Procedimento: É necessária a advertência e forte reprovação (Tito 1:13) para silenciar esses homens (vs. 10-11). É da responsabilidade dos anciãos evitar esse abuso de liberdade na igreja. Se for negligenciado, o problema pode se espalhar (Tito 3:9-11). Aqui, um "faccioso" não significa alguém que nega a fé, mas um que tenta obter apoio para suas opiniões (especialmente em matéria de interpretação das Escrituras e outras coisas sem importância vital). Se não for contido, isso pode levar à abertura de uma divisão na igreja.

5. O promotor de divisão (Romanos 16:17-20; Tito 3:9-11; Atos 20:30).

O Delito: É um sério mal promover divisão em uma igreja, causando outros a tropeçar e se desanimarem. Algumas pessoas podem se concentrar em algum elemento de verdade e mesmo distorcer o seu significado, persuadindo outros crentes a pensar que não há outro caminho. Um espírito partidário pode se desenvolver, que perturba a unidade da igreja, levando-a a divisões. Nunca se deveria permitir que diferenças de opinião ou de julgamento cheguem a este ponto. Deus quer que Seu povo viva em união (Salmo 133:1).

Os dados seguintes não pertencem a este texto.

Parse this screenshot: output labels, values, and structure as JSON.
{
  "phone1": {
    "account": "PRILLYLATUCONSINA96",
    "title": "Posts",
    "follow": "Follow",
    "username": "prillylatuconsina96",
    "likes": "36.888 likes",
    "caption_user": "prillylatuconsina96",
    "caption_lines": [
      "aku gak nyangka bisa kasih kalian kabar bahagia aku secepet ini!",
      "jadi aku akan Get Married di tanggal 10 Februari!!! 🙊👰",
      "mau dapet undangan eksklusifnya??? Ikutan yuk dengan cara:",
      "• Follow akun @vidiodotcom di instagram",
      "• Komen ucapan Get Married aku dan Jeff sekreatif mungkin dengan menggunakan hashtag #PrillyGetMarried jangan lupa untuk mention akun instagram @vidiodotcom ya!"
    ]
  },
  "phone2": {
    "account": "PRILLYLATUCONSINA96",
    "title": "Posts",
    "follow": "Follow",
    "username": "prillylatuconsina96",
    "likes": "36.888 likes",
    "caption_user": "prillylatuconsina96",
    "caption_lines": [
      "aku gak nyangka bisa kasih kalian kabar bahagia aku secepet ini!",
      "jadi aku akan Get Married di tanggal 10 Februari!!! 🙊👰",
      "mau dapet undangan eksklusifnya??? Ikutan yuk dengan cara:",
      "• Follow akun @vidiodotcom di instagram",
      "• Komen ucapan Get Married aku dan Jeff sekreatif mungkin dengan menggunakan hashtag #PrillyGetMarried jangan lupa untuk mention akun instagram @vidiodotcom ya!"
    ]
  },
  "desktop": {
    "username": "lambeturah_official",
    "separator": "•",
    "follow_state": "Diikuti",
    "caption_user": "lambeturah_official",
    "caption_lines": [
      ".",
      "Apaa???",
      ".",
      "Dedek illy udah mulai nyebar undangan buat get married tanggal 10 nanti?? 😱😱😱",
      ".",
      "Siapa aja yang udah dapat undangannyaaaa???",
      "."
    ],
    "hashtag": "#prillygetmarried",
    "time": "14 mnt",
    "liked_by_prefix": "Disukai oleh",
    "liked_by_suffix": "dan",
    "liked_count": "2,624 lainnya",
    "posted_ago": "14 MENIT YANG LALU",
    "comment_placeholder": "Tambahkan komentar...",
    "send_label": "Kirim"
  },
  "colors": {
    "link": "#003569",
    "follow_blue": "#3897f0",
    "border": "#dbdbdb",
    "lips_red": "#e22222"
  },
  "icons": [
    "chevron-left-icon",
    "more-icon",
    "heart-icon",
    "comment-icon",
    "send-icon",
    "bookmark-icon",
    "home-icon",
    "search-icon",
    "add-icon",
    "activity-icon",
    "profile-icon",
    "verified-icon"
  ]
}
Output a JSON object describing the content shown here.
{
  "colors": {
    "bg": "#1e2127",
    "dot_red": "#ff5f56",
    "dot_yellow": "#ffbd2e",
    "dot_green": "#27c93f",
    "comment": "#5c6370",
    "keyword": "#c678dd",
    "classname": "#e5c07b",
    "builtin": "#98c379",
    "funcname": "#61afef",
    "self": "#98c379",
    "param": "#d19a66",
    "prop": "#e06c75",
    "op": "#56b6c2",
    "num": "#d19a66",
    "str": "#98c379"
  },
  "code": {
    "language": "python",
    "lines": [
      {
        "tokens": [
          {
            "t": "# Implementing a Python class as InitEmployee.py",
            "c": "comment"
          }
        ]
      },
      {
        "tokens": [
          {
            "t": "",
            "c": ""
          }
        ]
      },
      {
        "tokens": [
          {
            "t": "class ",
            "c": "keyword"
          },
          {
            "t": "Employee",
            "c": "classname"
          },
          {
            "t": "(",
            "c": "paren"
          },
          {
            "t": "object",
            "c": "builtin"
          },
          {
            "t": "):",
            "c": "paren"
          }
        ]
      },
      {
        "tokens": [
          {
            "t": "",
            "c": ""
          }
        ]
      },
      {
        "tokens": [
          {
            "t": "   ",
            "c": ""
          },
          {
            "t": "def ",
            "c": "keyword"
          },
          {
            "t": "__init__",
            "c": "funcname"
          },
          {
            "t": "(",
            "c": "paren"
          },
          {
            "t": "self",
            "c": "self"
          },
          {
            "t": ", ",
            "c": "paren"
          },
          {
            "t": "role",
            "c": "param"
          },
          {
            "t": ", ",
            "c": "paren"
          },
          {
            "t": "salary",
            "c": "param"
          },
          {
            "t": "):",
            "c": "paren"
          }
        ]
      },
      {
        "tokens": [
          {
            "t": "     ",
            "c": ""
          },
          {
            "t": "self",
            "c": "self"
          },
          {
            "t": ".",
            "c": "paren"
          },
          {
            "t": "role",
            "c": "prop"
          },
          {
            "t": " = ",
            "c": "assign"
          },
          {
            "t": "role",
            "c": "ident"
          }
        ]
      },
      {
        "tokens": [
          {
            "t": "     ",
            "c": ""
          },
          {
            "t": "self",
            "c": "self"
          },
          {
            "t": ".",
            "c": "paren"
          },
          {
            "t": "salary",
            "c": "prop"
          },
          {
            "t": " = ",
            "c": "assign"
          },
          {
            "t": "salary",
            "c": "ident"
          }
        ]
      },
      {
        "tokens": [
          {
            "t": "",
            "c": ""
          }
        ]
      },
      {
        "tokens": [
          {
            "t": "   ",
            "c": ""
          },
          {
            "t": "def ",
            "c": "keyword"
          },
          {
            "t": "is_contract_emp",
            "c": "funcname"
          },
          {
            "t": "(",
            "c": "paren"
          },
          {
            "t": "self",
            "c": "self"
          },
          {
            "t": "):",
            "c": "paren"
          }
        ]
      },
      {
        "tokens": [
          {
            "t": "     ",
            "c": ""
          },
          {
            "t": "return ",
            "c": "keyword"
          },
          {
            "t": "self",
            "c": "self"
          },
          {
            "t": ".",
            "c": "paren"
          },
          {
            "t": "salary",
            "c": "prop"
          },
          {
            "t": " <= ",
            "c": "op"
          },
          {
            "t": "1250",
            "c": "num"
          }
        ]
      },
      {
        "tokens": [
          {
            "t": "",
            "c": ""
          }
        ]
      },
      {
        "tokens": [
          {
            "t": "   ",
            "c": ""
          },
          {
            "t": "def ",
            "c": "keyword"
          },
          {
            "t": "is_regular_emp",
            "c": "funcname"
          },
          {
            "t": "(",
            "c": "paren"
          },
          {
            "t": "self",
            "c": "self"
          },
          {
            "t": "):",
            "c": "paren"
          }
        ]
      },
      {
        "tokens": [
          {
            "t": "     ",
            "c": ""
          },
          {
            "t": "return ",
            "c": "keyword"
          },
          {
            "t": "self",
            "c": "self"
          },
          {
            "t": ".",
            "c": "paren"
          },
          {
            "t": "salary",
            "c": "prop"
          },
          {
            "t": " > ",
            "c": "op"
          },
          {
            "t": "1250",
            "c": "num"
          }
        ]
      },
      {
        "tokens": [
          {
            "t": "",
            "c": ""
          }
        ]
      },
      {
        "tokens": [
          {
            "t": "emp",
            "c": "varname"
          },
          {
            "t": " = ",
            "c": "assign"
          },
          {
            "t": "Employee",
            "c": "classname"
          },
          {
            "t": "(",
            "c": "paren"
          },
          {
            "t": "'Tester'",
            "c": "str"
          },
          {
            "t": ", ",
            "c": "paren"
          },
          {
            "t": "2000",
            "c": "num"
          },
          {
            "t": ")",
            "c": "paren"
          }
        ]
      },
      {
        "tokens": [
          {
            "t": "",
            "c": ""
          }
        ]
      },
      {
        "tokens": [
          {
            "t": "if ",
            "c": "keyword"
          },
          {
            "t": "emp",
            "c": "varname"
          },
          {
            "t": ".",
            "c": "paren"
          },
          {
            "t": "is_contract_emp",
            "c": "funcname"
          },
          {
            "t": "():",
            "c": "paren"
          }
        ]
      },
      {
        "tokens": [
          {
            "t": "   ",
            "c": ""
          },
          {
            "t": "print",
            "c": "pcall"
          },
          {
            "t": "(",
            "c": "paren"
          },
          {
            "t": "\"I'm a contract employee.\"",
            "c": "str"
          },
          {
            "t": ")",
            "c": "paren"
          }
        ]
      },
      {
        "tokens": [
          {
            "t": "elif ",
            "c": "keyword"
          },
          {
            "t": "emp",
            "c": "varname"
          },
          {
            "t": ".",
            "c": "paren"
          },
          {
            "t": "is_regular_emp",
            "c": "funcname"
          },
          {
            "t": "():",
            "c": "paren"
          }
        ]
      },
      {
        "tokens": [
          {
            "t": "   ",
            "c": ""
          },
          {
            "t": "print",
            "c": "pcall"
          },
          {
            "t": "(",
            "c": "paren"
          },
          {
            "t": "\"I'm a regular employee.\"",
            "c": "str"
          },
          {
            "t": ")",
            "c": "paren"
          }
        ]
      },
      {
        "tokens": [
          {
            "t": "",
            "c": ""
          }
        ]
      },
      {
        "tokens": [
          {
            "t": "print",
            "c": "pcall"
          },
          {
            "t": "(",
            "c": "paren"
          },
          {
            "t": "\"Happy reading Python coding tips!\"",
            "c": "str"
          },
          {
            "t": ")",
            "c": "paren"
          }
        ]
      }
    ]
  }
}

Procedimento: Em primeiro lugar, o infrator deverá ser advertido e repreendido (Gálatas 2:11-14; 1 Timóteo 5:20). Se isso não der certo, em seguida, de acordo com as escrituras acima, os crentes na igreja devem "marcar", "evitar" e "afastar-se" dessas pessoas. Se este procedimento for seguido por todos, não podem ocorrer divisões. Em Corinto, embora os cristãos professassem estar unidos, existia o perigo de divisão em partidos rivais (1 Coríntios 1:10-15). Essa situação era evidência da sua carnalidade. É o diabo que instiga esse mal e a carne está sempre pronta a atender (Romanos 14:18-20). Atos 20:28-31 dá um aviso duplo e aponta uma dupla responsabilidade dos anciãos nesta grave questão.

6. O malfeitor grave (1 Coríntios 5:1-13; 6:9-10).

O Delito: A pessoa é culpada de algum pecado moral sério. Tais casos são relacionados em 1 Coríntios 5:11 da seguinte forma:

  • “Devasso" significa todos os casos de relações sexuais ilícitas.
  • "Avarento" significa todas as manifestações de desejo mau para o ganho, como nos jogos de azar, ou em astúcia nos negócios - comparar Efésios 5:5; 2 Pedro 2:14; 1 Timóteo 6:9-10.
  • "Idólatra" inclui qualquer envolvimento com feitiçaria, espiritismo, ou algum falso sistema de adoração (embora possa apresentar um rótulo de "cristão").
  • "Maldizente" significa aquele que acusa ou difama o caráter de outro, ou faz falsas acusações de maneira ruidosa e persistente.
  • "Beberrão" é uma pessoa viciada em beber álcool e ficar embriagada.
  • “Roubador” (extorsionário) inclui todos os casos evidentes de desonestidade e trapaça, como apropriação indevida de propriedades e fundos financeiros, fraude e exploração, especialmente o roubo dos pobres (Tiago 5:1-6).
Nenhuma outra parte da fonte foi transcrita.